University Costs Cardiff
Not all universities cost the same either. For starters, tuition fees vary depending on where you go and if you're Scottish, English or Welsh. Although most universities have settled on £3,000 a year, prices are as stable as a see-saw with hiccups.
In Northern Ireland, for example, the cost of living is a fraction of what it is in the South East of England, but that’s not much help if you have to pay the difference to get there and back. However, the North East is also cheaper as are parts of Scotland, the North West and the Midlands.
London is by the far the most expensive place to study. It’s not just accommodation costs which go through the roof (and then the rain gets in), but everything from the weekly shopping to a can of drink in a shop.
Just about the only thing that’s relatively cheap in London is petrol, but it’s still very expensive and most students can’t afford to run a car in London anyway.

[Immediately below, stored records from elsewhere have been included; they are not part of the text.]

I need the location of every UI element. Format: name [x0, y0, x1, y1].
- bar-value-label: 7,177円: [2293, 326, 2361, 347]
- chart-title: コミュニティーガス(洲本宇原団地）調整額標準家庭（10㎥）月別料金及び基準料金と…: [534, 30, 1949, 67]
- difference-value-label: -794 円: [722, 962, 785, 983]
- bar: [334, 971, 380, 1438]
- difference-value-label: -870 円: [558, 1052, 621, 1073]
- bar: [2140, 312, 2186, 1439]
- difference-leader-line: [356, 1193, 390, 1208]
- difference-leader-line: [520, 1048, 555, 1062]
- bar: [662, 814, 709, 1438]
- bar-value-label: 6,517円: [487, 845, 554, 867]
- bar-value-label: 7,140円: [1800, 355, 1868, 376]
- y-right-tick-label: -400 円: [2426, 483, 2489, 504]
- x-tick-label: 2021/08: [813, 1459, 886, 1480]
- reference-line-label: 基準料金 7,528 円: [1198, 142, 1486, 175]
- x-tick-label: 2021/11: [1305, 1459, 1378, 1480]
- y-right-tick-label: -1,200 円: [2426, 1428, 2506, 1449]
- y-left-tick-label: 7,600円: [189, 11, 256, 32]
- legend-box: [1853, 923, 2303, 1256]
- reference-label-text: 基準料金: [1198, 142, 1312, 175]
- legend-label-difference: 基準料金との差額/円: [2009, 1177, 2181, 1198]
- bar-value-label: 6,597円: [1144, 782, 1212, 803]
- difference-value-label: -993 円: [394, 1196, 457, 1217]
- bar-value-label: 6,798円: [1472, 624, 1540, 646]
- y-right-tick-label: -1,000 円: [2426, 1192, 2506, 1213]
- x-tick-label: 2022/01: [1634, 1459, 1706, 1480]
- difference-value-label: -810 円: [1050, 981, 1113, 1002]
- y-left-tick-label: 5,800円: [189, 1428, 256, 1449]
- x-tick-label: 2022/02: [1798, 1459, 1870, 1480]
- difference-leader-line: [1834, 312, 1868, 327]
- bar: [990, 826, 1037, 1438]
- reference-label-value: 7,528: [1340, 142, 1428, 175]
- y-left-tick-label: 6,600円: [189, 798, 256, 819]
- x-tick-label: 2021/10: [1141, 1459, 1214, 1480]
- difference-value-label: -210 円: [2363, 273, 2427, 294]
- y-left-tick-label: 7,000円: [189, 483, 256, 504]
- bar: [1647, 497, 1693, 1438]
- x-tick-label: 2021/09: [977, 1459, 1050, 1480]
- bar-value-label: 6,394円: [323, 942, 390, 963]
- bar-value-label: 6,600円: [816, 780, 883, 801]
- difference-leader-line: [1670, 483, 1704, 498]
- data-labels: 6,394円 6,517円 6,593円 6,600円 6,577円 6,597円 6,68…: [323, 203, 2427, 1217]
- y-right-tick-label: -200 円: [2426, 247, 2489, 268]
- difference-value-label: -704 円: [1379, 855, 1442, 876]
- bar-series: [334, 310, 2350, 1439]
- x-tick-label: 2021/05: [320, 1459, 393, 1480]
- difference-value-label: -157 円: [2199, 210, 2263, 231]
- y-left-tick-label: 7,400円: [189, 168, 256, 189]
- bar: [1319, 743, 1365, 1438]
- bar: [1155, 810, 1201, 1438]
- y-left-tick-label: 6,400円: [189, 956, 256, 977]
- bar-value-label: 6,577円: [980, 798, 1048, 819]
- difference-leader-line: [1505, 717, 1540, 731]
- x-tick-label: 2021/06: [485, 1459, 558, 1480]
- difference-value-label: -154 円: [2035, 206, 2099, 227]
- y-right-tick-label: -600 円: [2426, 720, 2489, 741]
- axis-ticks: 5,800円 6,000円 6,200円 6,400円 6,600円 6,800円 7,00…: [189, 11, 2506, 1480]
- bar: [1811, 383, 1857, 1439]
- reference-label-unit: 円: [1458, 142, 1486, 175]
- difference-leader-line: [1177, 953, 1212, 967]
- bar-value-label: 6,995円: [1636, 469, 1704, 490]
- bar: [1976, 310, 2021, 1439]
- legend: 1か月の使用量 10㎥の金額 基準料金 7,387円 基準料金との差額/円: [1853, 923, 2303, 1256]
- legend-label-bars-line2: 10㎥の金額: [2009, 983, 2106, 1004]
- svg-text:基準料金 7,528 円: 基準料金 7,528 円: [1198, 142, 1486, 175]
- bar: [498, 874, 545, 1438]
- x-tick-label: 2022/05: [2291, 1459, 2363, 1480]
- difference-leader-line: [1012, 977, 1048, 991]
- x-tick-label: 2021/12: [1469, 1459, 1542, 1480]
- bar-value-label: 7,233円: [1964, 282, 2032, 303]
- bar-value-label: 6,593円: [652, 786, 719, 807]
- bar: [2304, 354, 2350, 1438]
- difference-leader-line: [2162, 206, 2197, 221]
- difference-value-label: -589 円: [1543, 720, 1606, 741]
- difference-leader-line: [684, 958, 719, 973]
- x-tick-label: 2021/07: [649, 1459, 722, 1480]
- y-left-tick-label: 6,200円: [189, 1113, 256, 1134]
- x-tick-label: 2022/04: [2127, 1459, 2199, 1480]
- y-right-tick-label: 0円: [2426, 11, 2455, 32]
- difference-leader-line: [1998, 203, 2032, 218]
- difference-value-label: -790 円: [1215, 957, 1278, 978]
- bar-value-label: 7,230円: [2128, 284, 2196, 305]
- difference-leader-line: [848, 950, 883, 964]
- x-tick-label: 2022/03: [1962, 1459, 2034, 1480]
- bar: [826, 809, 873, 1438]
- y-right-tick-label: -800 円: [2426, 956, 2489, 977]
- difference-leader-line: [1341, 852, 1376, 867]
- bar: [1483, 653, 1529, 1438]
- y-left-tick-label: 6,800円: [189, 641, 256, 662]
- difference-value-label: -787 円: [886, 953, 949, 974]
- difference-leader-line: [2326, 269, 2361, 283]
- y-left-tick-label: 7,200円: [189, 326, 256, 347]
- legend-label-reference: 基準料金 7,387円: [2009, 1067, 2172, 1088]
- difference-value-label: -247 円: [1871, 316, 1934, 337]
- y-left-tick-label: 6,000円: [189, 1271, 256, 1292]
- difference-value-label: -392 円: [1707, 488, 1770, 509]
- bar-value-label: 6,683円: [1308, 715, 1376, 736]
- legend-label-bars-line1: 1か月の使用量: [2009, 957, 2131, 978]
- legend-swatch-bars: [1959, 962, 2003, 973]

And then there’s the congestion charge and nowhere to park.
One of the other money problems with London (in common with a number of other places) is not just how much anything costs, but how much of everything there is. It’s hard to resist the temptations, whether you can afford them or not and, besides, what’s the point of living somewhere so expensive if you’re not going to make the most of its compensations?
In fact, you are entitled to a bigger loan if you’re a student in London, but it doesn’t reflect the difference in how much extra cash London students can end up forking out.